🤖 AI Summary
Mainstream multimodal large language models (MLLMs) rely on visual projectors to align visual and textual modalities; however, existing approaches treat visual embeddings merely as contextual cues and apply only autoregressive supervision on the text side, neglecting direct optimization of the visual embeddings themselves—thereby limiting semantic alignment accuracy.
Method: We propose an intrinsic visual embedding supervision paradigm: for the first time, we leverage refined visual embeddings from shallow layers of the LLM to guide visual projector training via backpropagation, establishing dual alignment objectives—semantic directional alignment (optimized via angular distance) and logits distribution matching (minimized via KL divergence).

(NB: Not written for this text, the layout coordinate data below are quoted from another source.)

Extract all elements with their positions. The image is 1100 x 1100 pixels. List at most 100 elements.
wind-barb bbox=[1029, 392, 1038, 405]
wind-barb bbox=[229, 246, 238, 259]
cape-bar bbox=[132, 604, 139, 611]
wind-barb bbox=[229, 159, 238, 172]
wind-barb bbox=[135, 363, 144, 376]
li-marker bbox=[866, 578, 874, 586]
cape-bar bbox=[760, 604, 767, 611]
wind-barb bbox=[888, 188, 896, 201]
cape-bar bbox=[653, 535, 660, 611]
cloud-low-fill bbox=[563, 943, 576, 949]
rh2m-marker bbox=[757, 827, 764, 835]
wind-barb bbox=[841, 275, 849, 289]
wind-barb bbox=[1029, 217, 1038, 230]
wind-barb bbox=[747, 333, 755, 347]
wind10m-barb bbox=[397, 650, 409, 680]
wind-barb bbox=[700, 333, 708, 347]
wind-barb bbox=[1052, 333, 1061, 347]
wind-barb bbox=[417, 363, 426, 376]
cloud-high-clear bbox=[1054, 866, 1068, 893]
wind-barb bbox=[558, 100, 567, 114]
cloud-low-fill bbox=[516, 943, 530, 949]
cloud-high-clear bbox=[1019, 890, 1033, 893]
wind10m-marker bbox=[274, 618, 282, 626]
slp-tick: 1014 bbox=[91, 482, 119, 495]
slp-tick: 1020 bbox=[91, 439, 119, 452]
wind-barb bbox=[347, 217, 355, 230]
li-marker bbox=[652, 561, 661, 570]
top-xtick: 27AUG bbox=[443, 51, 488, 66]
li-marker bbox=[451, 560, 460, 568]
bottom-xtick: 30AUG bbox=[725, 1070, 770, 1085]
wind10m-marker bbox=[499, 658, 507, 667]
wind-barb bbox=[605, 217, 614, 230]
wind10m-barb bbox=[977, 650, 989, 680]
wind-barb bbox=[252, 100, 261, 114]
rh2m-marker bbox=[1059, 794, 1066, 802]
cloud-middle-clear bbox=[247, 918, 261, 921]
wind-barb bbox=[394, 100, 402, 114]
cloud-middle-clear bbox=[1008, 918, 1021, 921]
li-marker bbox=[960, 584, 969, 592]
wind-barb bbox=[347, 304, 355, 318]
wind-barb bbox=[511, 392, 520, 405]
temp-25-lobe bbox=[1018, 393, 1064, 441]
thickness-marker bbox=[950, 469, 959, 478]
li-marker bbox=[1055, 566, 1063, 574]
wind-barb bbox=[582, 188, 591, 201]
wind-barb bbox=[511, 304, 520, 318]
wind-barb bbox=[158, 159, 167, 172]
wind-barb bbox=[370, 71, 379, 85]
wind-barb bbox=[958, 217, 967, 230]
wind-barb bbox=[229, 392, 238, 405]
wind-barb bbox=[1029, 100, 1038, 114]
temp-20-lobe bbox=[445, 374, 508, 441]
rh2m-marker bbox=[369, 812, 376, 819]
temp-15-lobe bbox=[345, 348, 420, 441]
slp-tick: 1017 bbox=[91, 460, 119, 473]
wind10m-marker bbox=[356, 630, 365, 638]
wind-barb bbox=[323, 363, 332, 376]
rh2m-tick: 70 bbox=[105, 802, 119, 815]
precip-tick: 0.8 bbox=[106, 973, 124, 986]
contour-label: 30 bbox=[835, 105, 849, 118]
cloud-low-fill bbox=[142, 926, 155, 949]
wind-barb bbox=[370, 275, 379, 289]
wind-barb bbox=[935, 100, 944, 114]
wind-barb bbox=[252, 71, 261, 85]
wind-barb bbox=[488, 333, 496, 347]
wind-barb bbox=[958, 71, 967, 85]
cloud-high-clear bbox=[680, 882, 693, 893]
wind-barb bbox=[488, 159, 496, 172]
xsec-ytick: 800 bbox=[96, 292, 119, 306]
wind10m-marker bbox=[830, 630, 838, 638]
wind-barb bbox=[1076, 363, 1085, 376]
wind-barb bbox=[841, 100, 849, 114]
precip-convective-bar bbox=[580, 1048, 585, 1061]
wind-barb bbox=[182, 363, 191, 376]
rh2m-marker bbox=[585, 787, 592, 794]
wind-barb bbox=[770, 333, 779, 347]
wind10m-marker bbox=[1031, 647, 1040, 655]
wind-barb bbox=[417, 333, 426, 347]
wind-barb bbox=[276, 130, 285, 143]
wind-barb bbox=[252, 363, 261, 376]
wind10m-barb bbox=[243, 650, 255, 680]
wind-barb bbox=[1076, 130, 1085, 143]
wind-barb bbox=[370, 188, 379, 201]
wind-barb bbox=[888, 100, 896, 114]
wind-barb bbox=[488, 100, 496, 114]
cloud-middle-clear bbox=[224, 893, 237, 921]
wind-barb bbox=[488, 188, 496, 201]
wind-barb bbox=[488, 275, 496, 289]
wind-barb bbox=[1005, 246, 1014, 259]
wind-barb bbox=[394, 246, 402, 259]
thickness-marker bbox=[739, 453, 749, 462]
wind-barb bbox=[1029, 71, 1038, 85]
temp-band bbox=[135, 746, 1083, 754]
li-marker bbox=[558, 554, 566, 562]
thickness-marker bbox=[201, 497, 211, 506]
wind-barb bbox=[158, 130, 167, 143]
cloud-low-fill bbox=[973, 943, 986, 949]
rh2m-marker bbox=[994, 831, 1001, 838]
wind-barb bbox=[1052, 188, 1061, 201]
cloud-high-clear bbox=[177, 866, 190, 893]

Contribution/Results: Our method requires no additional annotations or auxiliary models. It achieves significant performance gains across multiple mainstream multimodal benchmarks, empirically validating that explicit supervision of visual embeddings substantially enhances cross-modal semantic consistency.
📝 Abstract
Mainstream Multimodal Large Language Models (MLLMs) achieve visual understanding by using a vision projector to bridge well-pretrained vision encoders and large language models (LLMs). The inherent gap between visual and textual modalities makes the embeddings from the vision projector critical for visual comprehension. However, current alignment approaches treat visual embeddings as contextual cues and merely apply auto-regressive supervision to textual outputs, neglecting the necessity of introducing equivalent direct visual supervision, which hinders the potential finer alignment of visual embeddings. In this paper, based on our analysis of the refinement process of visual embeddings in the LLM's shallow layers, we propose BASIC, a method that utilizes refined visual embeddings within the LLM as supervision to directly guide the projector in generating initial visual embeddings. Specifically, the guidance is conducted from two perspectives: (i) optimizing embedding directions by reducing angles between initial and supervisory embeddings in semantic space; (ii) improving semantic matching by minimizing disparities between the logit distributions of both visual embeddings. Without additional supervisory models or artificial annotations, BASIC significantly improves the performance of MLLMs across a wide range of benchmarks, demonstrating the effectiveness of our introduced direct visual supervision.